Quand'era a Manassola, col marito in America, la Bricicca s'era trovata a dei brutti punti, ma cosí agli ultimi, mai, e almeno, tra l'aiuto dei suoceri e il buon prezzo della roba, ingegnandosi col vendere frutta ai maestri d'ascia del cantiere, la pignatta al fuoco l'aveva sempre potuta mettere. Anche qui, se le fosse riuscito d'impiantare nella Pece Greca, sulla piazzetta o nel vicolo, un barchino di verdura, la pigione e la minestra le avrebbe fatte sortire, ma i primi denari chi glieli dava?
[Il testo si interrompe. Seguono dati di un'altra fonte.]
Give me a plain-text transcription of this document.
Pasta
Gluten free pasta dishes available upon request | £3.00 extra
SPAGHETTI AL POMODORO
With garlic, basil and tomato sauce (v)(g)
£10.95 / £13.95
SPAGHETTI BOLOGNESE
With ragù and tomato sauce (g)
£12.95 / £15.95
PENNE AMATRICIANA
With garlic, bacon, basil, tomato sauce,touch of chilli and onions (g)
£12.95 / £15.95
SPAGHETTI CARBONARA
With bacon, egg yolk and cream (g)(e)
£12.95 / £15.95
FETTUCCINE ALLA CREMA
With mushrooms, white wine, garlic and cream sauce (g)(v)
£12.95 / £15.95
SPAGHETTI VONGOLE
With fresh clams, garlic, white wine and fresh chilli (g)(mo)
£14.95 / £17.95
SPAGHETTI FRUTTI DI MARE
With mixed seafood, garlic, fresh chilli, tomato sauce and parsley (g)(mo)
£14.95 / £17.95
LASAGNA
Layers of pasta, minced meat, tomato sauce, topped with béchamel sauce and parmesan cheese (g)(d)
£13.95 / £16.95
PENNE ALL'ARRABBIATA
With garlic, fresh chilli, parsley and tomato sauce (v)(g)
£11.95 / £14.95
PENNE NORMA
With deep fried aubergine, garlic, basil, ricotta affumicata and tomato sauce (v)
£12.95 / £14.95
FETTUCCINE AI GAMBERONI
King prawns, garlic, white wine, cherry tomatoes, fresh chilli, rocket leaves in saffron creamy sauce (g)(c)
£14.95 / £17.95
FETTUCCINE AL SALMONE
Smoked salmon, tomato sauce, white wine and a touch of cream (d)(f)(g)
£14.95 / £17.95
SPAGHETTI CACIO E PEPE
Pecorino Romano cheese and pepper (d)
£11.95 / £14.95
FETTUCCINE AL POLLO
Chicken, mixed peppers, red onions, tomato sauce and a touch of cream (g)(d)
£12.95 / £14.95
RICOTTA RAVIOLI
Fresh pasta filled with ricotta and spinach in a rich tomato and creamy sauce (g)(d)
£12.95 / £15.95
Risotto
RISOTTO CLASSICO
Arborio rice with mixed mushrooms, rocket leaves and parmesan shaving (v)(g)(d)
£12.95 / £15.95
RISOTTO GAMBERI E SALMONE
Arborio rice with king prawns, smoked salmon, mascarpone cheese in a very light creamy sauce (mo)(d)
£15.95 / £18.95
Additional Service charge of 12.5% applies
I vicini non le avrebbero neanche sputato in bocca se l'avessero vista morire di sete. Il parroco una volta le aveva messo in mano un cavurrino e arrivederci in paradiso, fu il primo e l'ultimo, perché a sentirlo lui, dei poveri ne aveva tanti in parrocchia, che per soccorrerli tutti ci sarebbe voluto un pozzo pieno di marenghi. La signora della Misericordia, alla quale s'era raccomandata, una signora ricca del suo, che i denari glieli portavano a carrate e amministrava nel sestiere del Molo un lascito grosso, detto giusto appunto della Misericordia, una palanca che è una palanca non l'aveva tirata fuori, dicendo che per quell'anno dei fondi disponibili dell'opera pia non ce n'erano piú. Non ce n'erano piú dei fondi, e come va allora che per tante e tante che non ne avevano bisogno, che la festa marciavano vestite di seta, con degli ori al collo, i fondi li aveva trovati? Tutte le settimane venivano i signori della Società di San Vincenzo, che portavano delle cartelline, ma si poteva stare allegri! un chilo di pane e un chilo di polenta, tanto appena da non morire di fame per un giorno — e gli altri sei giorni? e vestirsi? e le scarpe? Dei lussi pel capo Angela non ne aveva certamente e Marinetta era ancora troppo giovine, non si trattava d'andare a far le belle nelle Strade Nuove, ma a rendere il lavoro in via Assarotti e alla maestra non si potevano mandare vestite come ladre e senza scarpe nei piedi.